In other words, in the abstract, it’s often more useful and less risky to support allies without having first made formal commitments. And I think there’s a very strong chance that the current calculus for Ukraine comes out the same way, and may remain so for the foreseeable future. We can continue providing all our current support; we can provide more support (as we should); we can continue to eliminate the Russian threat. Nor does anything keep us from direct action, should it appear prudent, as might have been the case had Russia truly come close to toppling the Ukrainian state in the early days of the war. (I thought at the time, and still think, that Poland would have sent troops to Western Ukraine had that happened.)

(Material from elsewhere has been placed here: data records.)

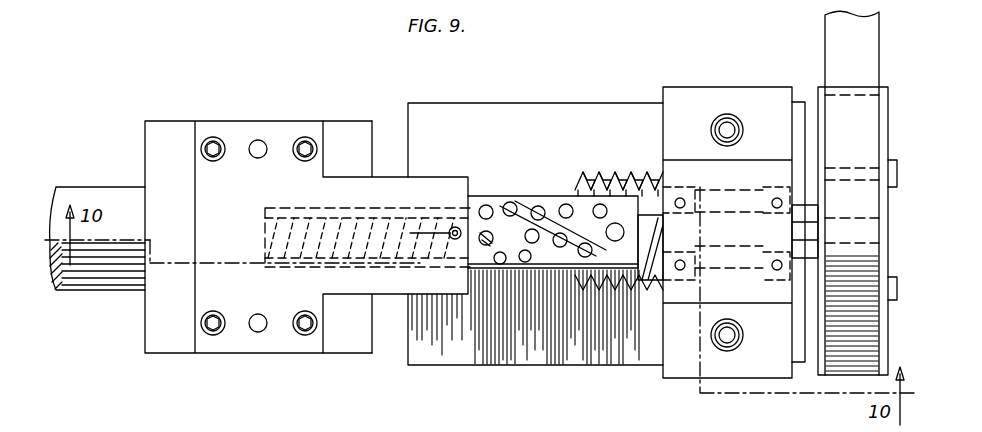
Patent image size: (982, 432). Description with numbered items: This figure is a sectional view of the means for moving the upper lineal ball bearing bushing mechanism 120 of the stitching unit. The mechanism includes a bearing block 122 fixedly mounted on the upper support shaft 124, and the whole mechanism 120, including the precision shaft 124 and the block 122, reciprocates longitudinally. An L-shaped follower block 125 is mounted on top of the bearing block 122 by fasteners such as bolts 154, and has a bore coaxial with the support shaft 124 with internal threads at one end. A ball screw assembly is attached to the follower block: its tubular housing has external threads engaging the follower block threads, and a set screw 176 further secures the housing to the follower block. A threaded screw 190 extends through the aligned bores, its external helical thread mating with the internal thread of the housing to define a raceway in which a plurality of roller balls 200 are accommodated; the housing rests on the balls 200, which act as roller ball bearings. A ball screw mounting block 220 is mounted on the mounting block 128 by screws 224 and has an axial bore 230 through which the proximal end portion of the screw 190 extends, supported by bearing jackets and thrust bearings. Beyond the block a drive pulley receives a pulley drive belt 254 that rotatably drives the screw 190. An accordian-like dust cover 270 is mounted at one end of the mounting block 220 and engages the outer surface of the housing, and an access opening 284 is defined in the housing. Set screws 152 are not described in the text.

The upper lineal ball bearing bushing mechanism 120 is at (344, 133).
The bearing block 122 is at (165, 142).
The upper support shaft 124 is at (95, 270).
The L-shaped follower block 125 is at (300, 120).
The mounting block 128 is at (543, 112).
The mounting plate 152 is at (236, 130).
The bolt 154 is at (213, 332).
The set screw 176 is at (455, 227).
The threaded screw 190 is at (265, 226).
The roller balls 200 is at (485, 205).
The ball screw mounting block 220 is at (688, 100).
The screw 224 is at (731, 338).
The axial bore 230 is at (706, 270).
The pulley drive belt 254 is at (865, 72).
The accordian-like dust cover 270 is at (604, 185).
The access opening 284 is at (560, 272).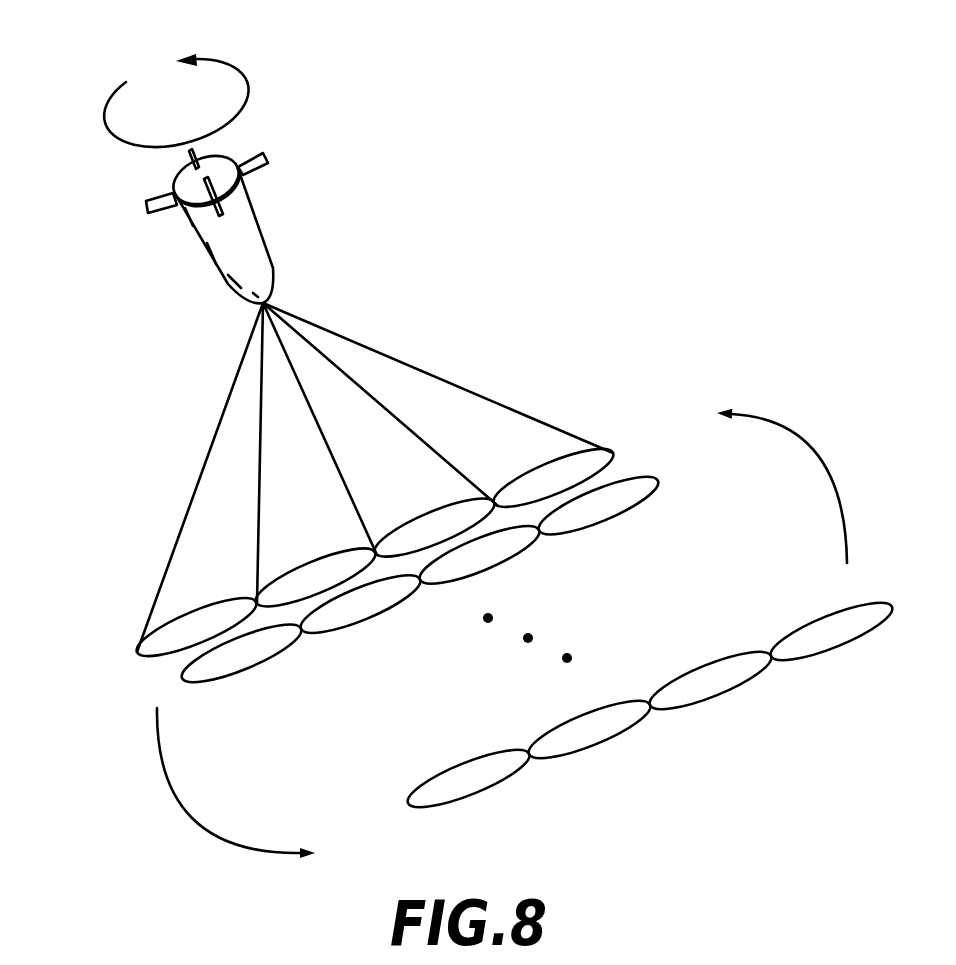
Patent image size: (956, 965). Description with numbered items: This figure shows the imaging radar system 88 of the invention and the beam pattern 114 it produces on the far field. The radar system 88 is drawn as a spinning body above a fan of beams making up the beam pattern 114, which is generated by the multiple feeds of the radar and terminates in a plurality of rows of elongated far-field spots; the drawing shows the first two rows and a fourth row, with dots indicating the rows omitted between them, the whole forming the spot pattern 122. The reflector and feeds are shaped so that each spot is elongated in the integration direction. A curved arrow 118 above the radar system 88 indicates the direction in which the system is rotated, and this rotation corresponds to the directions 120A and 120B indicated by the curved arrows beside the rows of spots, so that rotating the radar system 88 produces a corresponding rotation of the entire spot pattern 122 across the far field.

The direction of rotation 118 is at (228, 57).
The imaging radar system 88 is at (305, 204).
The beam pattern 114 is at (503, 335).
The beam footprint pattern on ground 122 is at (403, 718).
The direction 120A is at (207, 830).
The direction 120B is at (770, 423).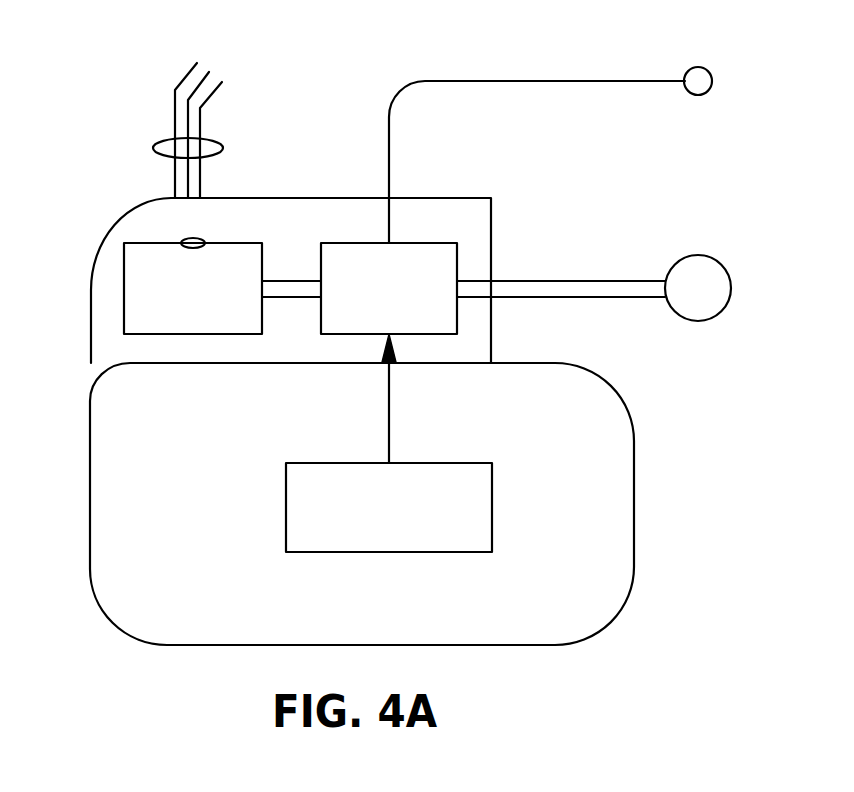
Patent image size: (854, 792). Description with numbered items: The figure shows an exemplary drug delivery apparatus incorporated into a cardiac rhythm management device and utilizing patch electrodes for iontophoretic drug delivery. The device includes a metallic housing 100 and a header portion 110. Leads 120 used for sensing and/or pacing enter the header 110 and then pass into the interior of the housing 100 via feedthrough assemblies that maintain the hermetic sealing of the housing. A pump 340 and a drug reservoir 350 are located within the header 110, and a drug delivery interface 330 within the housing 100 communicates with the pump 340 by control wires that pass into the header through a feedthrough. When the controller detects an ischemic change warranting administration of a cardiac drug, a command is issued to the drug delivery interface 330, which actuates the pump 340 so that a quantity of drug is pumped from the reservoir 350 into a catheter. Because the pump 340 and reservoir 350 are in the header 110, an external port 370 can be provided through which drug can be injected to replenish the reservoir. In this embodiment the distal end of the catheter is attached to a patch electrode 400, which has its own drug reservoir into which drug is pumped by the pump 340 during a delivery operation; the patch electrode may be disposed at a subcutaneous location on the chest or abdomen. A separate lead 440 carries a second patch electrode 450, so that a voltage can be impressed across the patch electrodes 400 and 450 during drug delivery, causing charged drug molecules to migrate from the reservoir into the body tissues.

The metallic housing 100 is at (90, 482).
The header portion 110 is at (90, 282).
The leads 120 is at (152, 150).
The drug delivery interface 330 is at (286, 508).
The pump 340 is at (412, 323).
The drug reservoir 350 is at (217, 323).
The external port 370 is at (203, 239).
The patch electrode 400 is at (722, 262).
The separate lead 440 is at (559, 81).
The patch electrode 450 is at (708, 71).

But that leaves those lingering moral questions: is it just and conscionable to refrain from stronger steps toward membership? For now, I think it is, and I think the Vilnius communique’s vagueness is defensible. In the absence of clarity that expansion will in fact strengthen Ukraine’s and our collective security, we are under no obligation to extend a definite offer. That might change—if, for example, Russia does collapse into warring factions, while Ukraine consolidates its gains and meets interoperability requirements, the strategic benefits of expansion become more obvious: we’d want stability instead of flexibility, and might want to station NATO troops in Ukraine anyway. Ukraine would serve as NATO’s bulwark against unfolding disarray to the east (especially if nuclear ownership is suddenly unclear!). So it’s not as if Ukraine can’t or won’t become a NATO member: it probably will. It’s just not the kind of strategic silver bullet some analysts seem to think it is.
For now, at any rate, our moral duty and our strategic interest instead require intensified military support: ATACMS, faster F-16 training, newer versions of the F-16, more tanks, cluster munitions as needed, assistance in developing long-range strike capabilities, and so on. That remains the clearest, but also must prudent, way to defeat Putin and keep our allies safe.